Week-end de violences dans l'Est et le Sud-Est

En Guinée, le week-end qui vient de s’écouler a été marqué par des violences dans plusieurs localités de l’Est et du Sud-Est du pays. Les appels au calme lancés samedi 23 octobre par les deux candidats au second tour de l'élection présidentielle n’ont pas suffi à mettre fin aux attaques contre des boutiques tenues par les commerçants peuls. Et dans la population, certains se sentent victimes d’une campagne électorale qui a, selon eux, semé la division entre Guinéens.

Dans une ambiance préélectorale particulièrement électrique, les rumeurs qui ont traversé la Guinée ces derniers jours ont eu un effet dévastateur.

Selon les différents témoignages recueillis par RFI, des violences ont eu lieu ce week-end dans au moins cinq localités de l’intérieur du pays en Haute-Guinée et en Guinée-Forestière : Siguiri, Kankan, Kouroussa, Kissidougou et Nzérékoré. Des boutiques tenues par des commerçants peuls ont été saccagées, des maisons détruites. Au total, plusieurs dizaines de personnes ont été blessées et un commerçant venu acheter de l’or à Siguiri a été tué.

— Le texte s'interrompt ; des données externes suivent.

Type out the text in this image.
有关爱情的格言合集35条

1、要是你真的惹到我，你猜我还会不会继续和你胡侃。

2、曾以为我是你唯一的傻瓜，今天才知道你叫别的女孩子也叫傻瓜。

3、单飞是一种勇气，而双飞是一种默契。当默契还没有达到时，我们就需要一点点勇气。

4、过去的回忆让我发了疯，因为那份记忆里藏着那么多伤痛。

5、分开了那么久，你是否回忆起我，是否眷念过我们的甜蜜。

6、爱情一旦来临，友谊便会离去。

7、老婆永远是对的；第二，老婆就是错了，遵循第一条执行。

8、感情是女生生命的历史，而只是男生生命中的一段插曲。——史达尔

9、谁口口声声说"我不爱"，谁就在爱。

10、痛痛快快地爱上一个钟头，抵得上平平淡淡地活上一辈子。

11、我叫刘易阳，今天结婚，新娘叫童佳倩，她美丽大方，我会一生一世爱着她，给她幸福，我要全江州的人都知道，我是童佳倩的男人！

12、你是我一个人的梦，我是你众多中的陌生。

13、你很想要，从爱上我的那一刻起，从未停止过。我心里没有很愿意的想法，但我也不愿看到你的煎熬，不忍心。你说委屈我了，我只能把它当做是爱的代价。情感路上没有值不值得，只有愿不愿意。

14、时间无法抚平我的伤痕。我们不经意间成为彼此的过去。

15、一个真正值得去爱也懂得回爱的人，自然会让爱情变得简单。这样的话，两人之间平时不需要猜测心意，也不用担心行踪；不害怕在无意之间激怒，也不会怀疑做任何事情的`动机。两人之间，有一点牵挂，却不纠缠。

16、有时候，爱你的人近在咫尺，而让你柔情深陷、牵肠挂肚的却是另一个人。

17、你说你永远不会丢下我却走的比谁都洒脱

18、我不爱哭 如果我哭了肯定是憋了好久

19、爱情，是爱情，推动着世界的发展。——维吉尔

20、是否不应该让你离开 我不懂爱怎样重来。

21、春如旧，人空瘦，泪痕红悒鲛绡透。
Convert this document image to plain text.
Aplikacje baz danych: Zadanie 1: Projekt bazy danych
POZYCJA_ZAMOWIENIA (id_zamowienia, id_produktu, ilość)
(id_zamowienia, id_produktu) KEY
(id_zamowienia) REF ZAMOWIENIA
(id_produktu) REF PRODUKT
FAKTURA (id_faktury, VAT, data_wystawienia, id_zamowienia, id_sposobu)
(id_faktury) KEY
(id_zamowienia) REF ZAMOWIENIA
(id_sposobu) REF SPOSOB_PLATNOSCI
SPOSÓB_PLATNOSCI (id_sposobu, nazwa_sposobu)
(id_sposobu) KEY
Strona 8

Sur le terrain, des bonnes volontés ont parfois cherché à jouer l’apaisement, comme à Kissidougou, où des chefs religieux ont circulé dans la ville pour tenter de calmer les esprits. La population elle-même reste parfois incrédule face à ces violences. «On ne s’attendait pas à ce que ça puisse prendre cette tournure là, confie un habitant de Siguiri. Les peuls sont bien intégrés ici. Ce sont les tensions politiques qui ont scindé les choses».

Le Premier ministre de transition, Jean-Marie Doré, déplore ces violences

Selon lui, ces violences sont la conséquence de discours de campagne excessifs. C’est ce qu’il a déclaré à RFI et à l’Agence France Presse.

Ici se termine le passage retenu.